One problem he pointed out with the approach of assuming ZFC+"Axiom of Universes", or equivalently ZFC+"a proper class of inaccessible cardinals" has to do with universal properties. We start out with an initial universe $V_{\kappa}$ for the least inaccessible cardinal $\kappa$. Suppose now we have a formula on the form $\phi(G,H)$ creating a statement on the form of that there exists a unique small G such that a certain property holds for all small H. For example, in the category of small groups Grp, let $F : J \to Grp$ be a diagram. The limit of this functor is determined by a universal property, namely that in the (small) category of nodes to this diagram, there is a unique object G satisfying a certain property $\phi(G,H)$ for all nodes H.

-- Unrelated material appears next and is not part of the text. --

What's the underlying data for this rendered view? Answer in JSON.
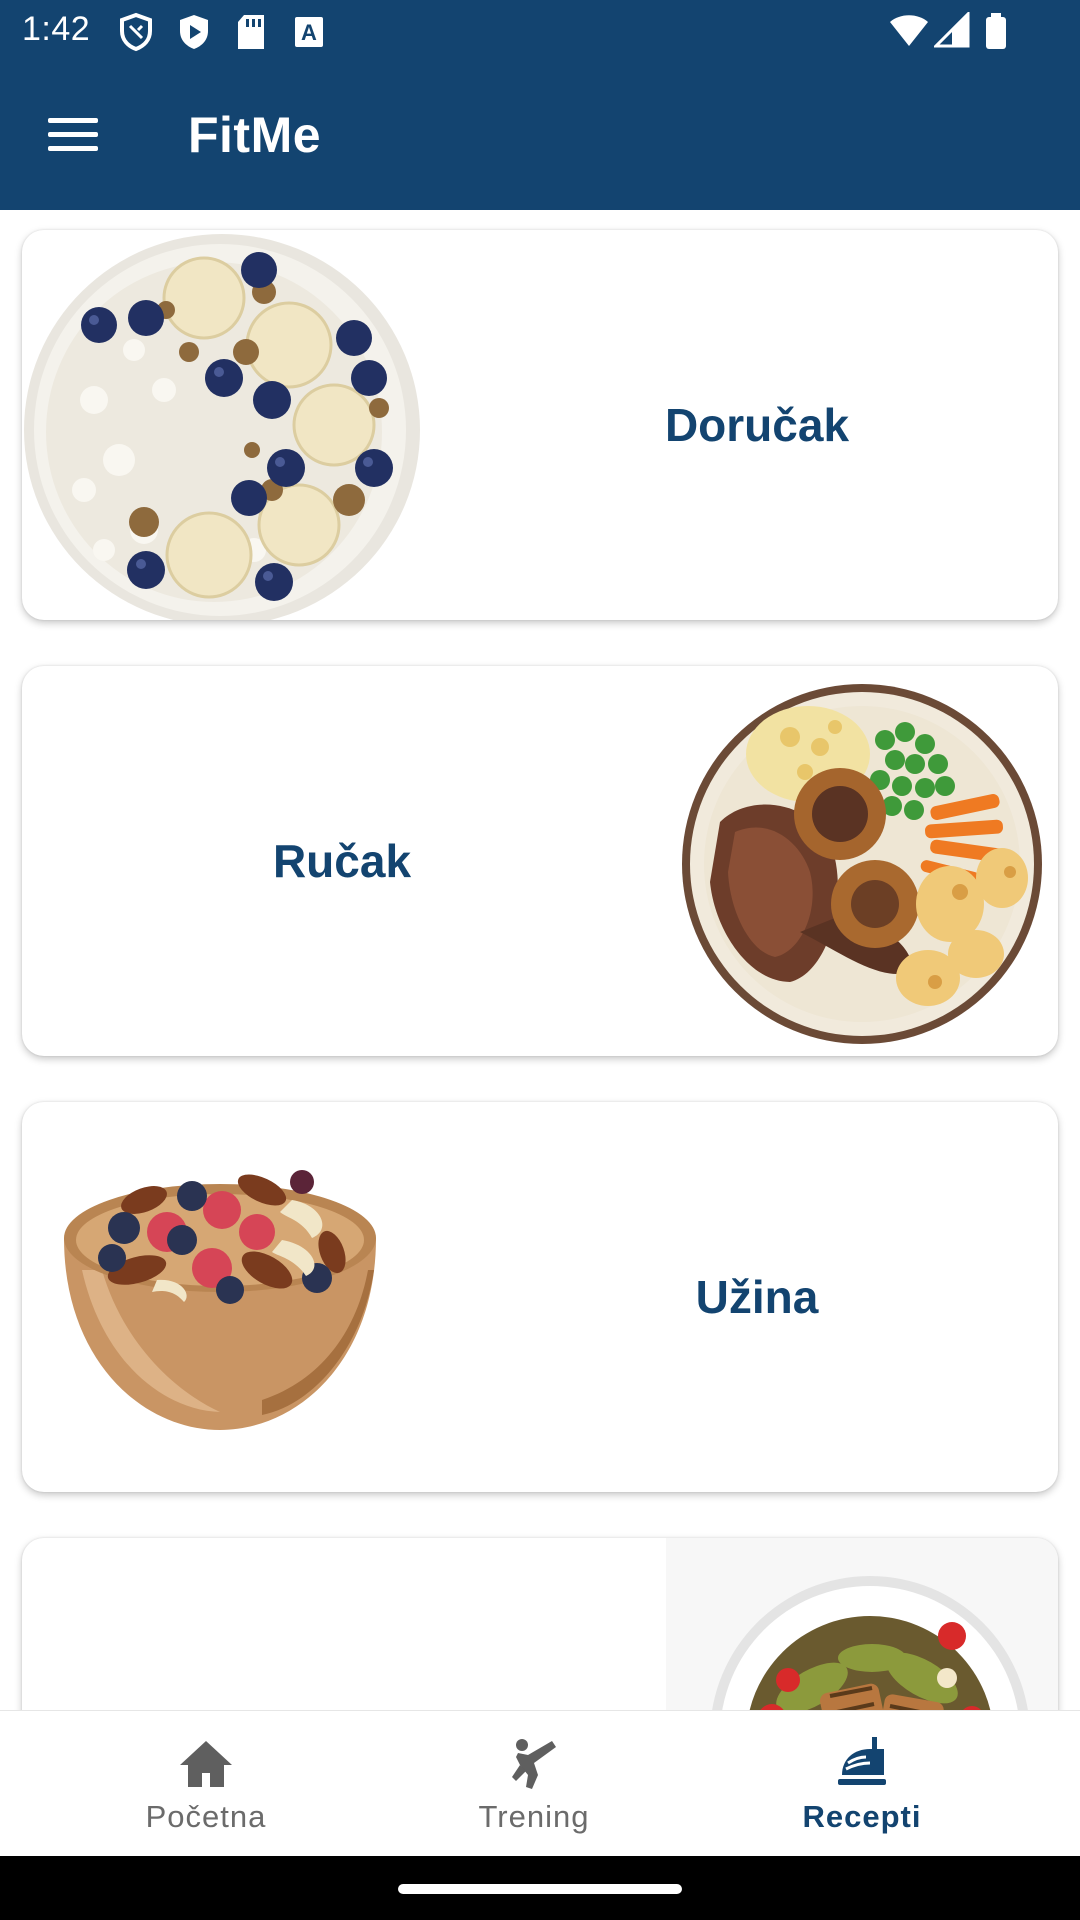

Now suppose we work with this object, and later decide to move up a step in the hierarchy, e.g. by considering the functor $F_* : Funct(CAT,J) \to Funct(CAT,Grp)$ by composition with F: $T : CAT \to J \mapsto F \circ T : CAT \to Grp$. Here CAT is the category of all large categories, contained in $V_{\lambda}$ for some inaccessible $\lambda > \kappa$. Now, having advanced a step, we now (crucially) consider Grp as a category contained in $V_{\lambda}$. Due to the different interpretations of "small", we can't a priori know that the small G satisfying $\phi(G,H)$ is the same as before. So we can't conclude that there exists $\phi(G,H)$ for all H (not just small H). Intuitively, G may now belong to $V_{\lambda}$ but not to $V_{\kappa}$, since we are in a different universe in which Grp and the category of nodes to F is interpreted differently. Even F must be redefined, going from J to the category of $\kappa$-small groups and then included into the category of $\lambda$-small groups.

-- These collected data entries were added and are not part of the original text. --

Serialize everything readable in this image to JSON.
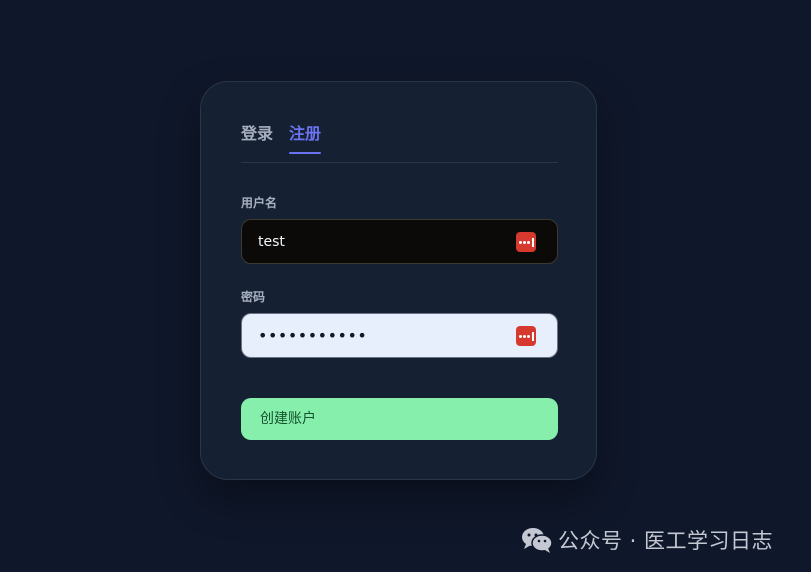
{
  "tabs": {
    "login": "登录",
    "register": "注册",
    "active": "register"
  },
  "form": {
    "username_label": "用户名",
    "username_value": "test",
    "password_label": "密码",
    "password_value": "password123",
    "submit_label": "创建账户"
  },
  "icons": {
    "field_icon": "password-manager-key-icon",
    "watermark_icon": "wechat-icon"
  },
  "colors": {
    "background": "#0f172a",
    "card": "#152033",
    "accent": "#6b73f0",
    "submit": "#86efac",
    "key_icon": "#d63a2f"
  },
  "watermark": {
    "text": "公众号 · 医工学习日志"
  }
}
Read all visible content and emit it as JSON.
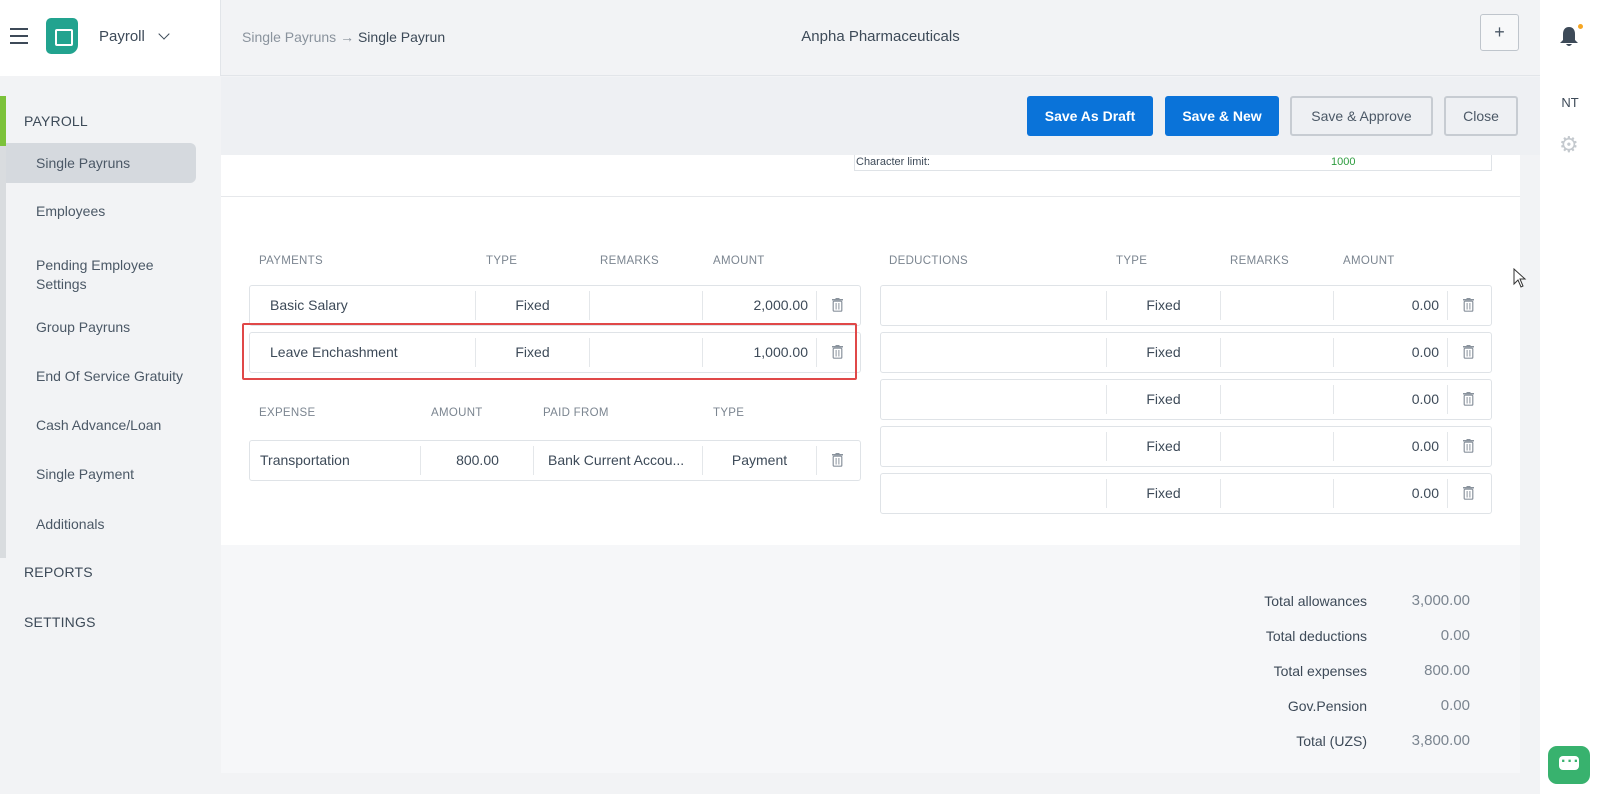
{
  "app": {
    "name": "Payroll"
  },
  "header": {
    "breadcrumb_parent": "Single Payruns",
    "breadcrumb_arrow": "→",
    "breadcrumb_current": "Single Payrun",
    "company": "Anpha Pharmaceuticals",
    "plus_label": "+"
  },
  "user": {
    "initials": "NT"
  },
  "sidebar": {
    "payroll_section": "PAYROLL",
    "items": [
      {
        "label": "Single Payruns"
      },
      {
        "label": "Employees"
      },
      {
        "label": "Pending Employee Settings"
      },
      {
        "label": "Group Payruns"
      },
      {
        "label": "End Of Service Gratuity"
      },
      {
        "label": "Cash Advance/Loan"
      },
      {
        "label": "Single Payment"
      },
      {
        "label": "Additionals"
      }
    ],
    "reports_section": "REPORTS",
    "settings_section": "SETTINGS"
  },
  "actions": {
    "save_draft": "Save As Draft",
    "save_new": "Save & New",
    "save_approve": "Save & Approve",
    "close": "Close"
  },
  "char_limit": {
    "label": "Character limit:",
    "value": "1000"
  },
  "payments": {
    "headers": {
      "name": "PAYMENTS",
      "type": "TYPE",
      "remarks": "REMARKS",
      "amount": "AMOUNT"
    },
    "rows": [
      {
        "name": "Basic Salary",
        "type": "Fixed",
        "remarks": "",
        "amount": "2,000.00"
      },
      {
        "name": "Leave Enchashment",
        "type": "Fixed",
        "remarks": "",
        "amount": "1,000.00"
      }
    ]
  },
  "expenses": {
    "headers": {
      "name": "EXPENSE",
      "amount": "AMOUNT",
      "paid_from": "PAID FROM",
      "type": "TYPE"
    },
    "rows": [
      {
        "name": "Transportation",
        "amount": "800.00",
        "paid_from": "Bank Current Accou...",
        "type": "Payment"
      }
    ]
  },
  "deductions": {
    "headers": {
      "name": "DEDUCTIONS",
      "type": "TYPE",
      "remarks": "REMARKS",
      "amount": "AMOUNT"
    },
    "rows": [
      {
        "name": "",
        "type": "Fixed",
        "remarks": "",
        "amount": "0.00"
      },
      {
        "name": "",
        "type": "Fixed",
        "remarks": "",
        "amount": "0.00"
      },
      {
        "name": "",
        "type": "Fixed",
        "remarks": "",
        "amount": "0.00"
      },
      {
        "name": "",
        "type": "Fixed",
        "remarks": "",
        "amount": "0.00"
      },
      {
        "name": "",
        "type": "Fixed",
        "remarks": "",
        "amount": "0.00"
      }
    ]
  },
  "totals": [
    {
      "label": "Total allowances",
      "value": "3,000.00"
    },
    {
      "label": "Total deductions",
      "value": "0.00"
    },
    {
      "label": "Total expenses",
      "value": "800.00"
    },
    {
      "label": "Gov.Pension",
      "value": "0.00"
    },
    {
      "label": "Total (UZS)",
      "value": "3,800.00"
    }
  ],
  "colors": {
    "primary": "#0a73d9",
    "brand": "#22a38f",
    "accent_green": "#7cc23a",
    "highlight_red": "#e04848",
    "notification": "#f6a623",
    "chat": "#38b26e"
  },
  "icons": [
    "menu-icon",
    "app-logo-icon",
    "chevron-down-icon",
    "plus-icon",
    "bell-icon",
    "gear-icon",
    "trash-icon",
    "chat-icon",
    "cursor-icon"
  ]
}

The issue lies in the fact that we are changing all the definitions when advancing a step up the hierarchy. In $V_{\lambda}$, we are not at all interested in the category of $\kappa$-small groups, but rather $\lambda$-small groups. But simply considering a new object such as the functor $F_*$ shouldn't force us to redefine our previously defined sets, it is cumbersome to deal with both $Grp_{\kappa}$ and $Grp_{\lambda}$.